Energizer is priced at a reasonable level for a portfolio of strong consumer staples brands, with a trailing P/E of 16 and a forward P/E of 12. In its most recent 10-Q, Energizer announced an increase in revenue and a doubling in earnings per share compared to the same quarter in the previous year. In the first half of its fiscal year (which began in October), the company has seen a modest 5% rise in revenue and a 58% increase in earnings per share compared to a year ago. Cash flow from operations has doubled, also a strong sign. The Household Products segment saw flat earnings and revenue, with increases in the alkaline battery business offsetting declines in other battery products. Bottom-line growth came nearly entirely from Personal Care and the end of administrative expenses related to a restricting of Household Products.

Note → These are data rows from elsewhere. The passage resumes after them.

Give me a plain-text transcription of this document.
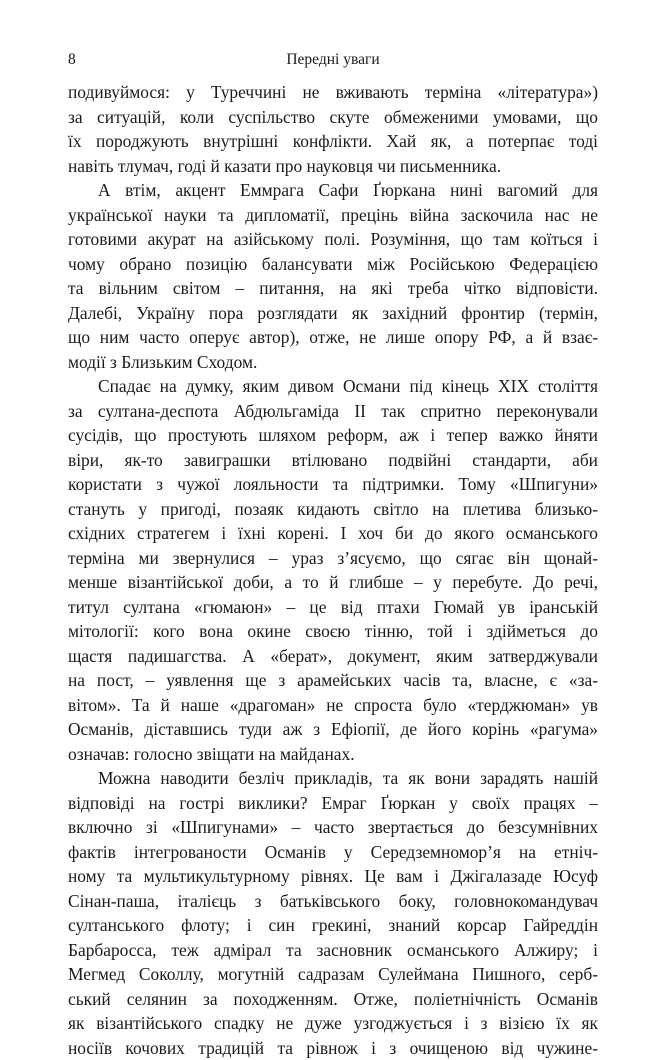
8	Передні уваги

подивуймося: у Туреччині не вживають терміна «література»)
за ситуацій, коли суспільство скуте обмеженими умовами, що
їх породжують внутрішні конфлікти. Хай як, а потерпає тоді
навіть тлумач, годі й казати про науковця чи письменника.

А втім, акцент Еммрага Сафи Ґюркана нині вагомий для
української науки та дипломатії, прецінь війна заскочила нас не
готовими акурат на азійському полі. Розуміння, що там коїться і
чому обрано позицію балансувати між Російською Федерацією
та вільним світом – питання, на які треба чітко відповісти.
Далебі, Україну пора розглядати як західний фронтир (термін,
що ним часто оперує автор), отже, не лише опору РФ, а й взає-
модії з Близьким Сходом.

Спадає на думку, яким дивом Османи під кінець XIX століття
за султана-деспота Абдюльгаміда II так спритно переконували
сусідів, що простують шляхом реформ, аж і тепер важко йняти
віри, як-то завиграшки втілювано подвійні стандарти, аби
користати з чужої лояльности та підтримки. Тому «Шпигуни»
стануть у пригоді, позаяк кидають світло на плетива близько-
східних стратегем і їхні корені. І хоч би до якого османського
терміна ми звернулися – ураз з’ясуємо, що сягає він щонай-
менше візантійської доби, а то й глибше – у перебуте. До речі,
титул султана «гюмаюн» – це від птахи Гюмай ув іранській
мітології: кого вона окине своєю тінню, той і здійметься до
щастя падишагства. А «берат», документ, яким затверджували
на пост, – уявлення ще з арамейських часів та, власне, є «за-
вітом». Та й наше «драгоман» не спроста було «терджюман» ув
Османів, діставшись туди аж з Ефіопії, де його корінь «рагума»
означав: голосно звіщати на майданах.

Можна наводити безліч прикладів, та як вони зарадять нашій
відповіді на гострі виклики? Емраг Ґюркан у своїх працях –
включно зі «Шпигунами» – часто звертається до безсумнівних
фактів інтегрованости Османів у Середземномор’я на етніч-
ному та мультикультурному рівнях. Це вам і Джігалазаде Юсуф
Сінан-паша, італієць з батьківського боку, головнокомандувач
султанського флоту; і син грекині, знаний корсар Гайреддін
Барбаросса, теж адмірал та засновник османського Алжиру; і
Мегмед Соколлу, могутній садразам Сулеймана Пишного, серб-
ський селянин за походженням. Отже, поліетнічність Османів
як візантійського спадку не дуже узгоджується і з візією їх як
носіїв кочових традицій та рівнож і з очищеною від чужине-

At last filing, three hedge funds owned at least 1 million shares of Energizer. Value fund Atlantic Investment Management, managed by Alexander Roepers, owned 2.5 million shares. According to its 13F, this made Energizer Atlantic's third largest position (see other stocks in Atlantic's portfolio). Barry Rosenstein's JANA Partners increased its holdings 78% and reported 1.8 million shares in its portfolio. Read our coverage of JANA Partners' investment letter. Finally, Adage Capital Management, which is run by two alumni of Harvard Management Company (the Harvard endowment also owns a minority stake in the hedge fund) still owned 1.1 million shares after having sold a significant chunk of its shares in the fourth quarter of 2011. Insider activity at Energizer has been very limited recently.
Energizer's two closest peers in the battery business are Panasonic (PC) and Spectrum Brands (SPB). Panasonic is unprofitable on a trailing basis, and in its most recent quarter reported an 8% revenue decline compared to the same quarter of 2011. Spectrum is also unprofitable on a trailing basis, and though analysts expect it to turn around its forward P/E multiple is even with Energizer's. Rival Duracell is owned by Procter and Gamble (PG), which also owns the Gillette brand of razors that competes with Schick. Procter and Gamble has a trailing P/E ratio of 20, and also pays a dividend yield of 3.5%. Procter and Gamble also reported a 16% decrease in earnings in its most recent quarter compared to the previous year, and its growth over the next year is expected to be fairly low. Obviously, Procter and Gamble is a much larger business with a market capitalization about 35 times Energizer's $5.2 billion, and it is possible that its portfolio of offerings includes more struggling products than Energizer's does. So far this year Procter and Gamble and Energizer are about flat while Panasonic has slumped 20% and Spectrum has rallied 30%.
We look at Energizer and see a value stock with growth opportunities in Personal Care and a stable, well-known battery business. Panasonic and Spectrum Brands have struggled recently, but it hasn't and its brands have seemingly trumped Procter and Gamble's over the last few months. We think that Energizer, which currently has similar or lower valuation multiples compared to these companies, should rise in price relative to them over the next several months.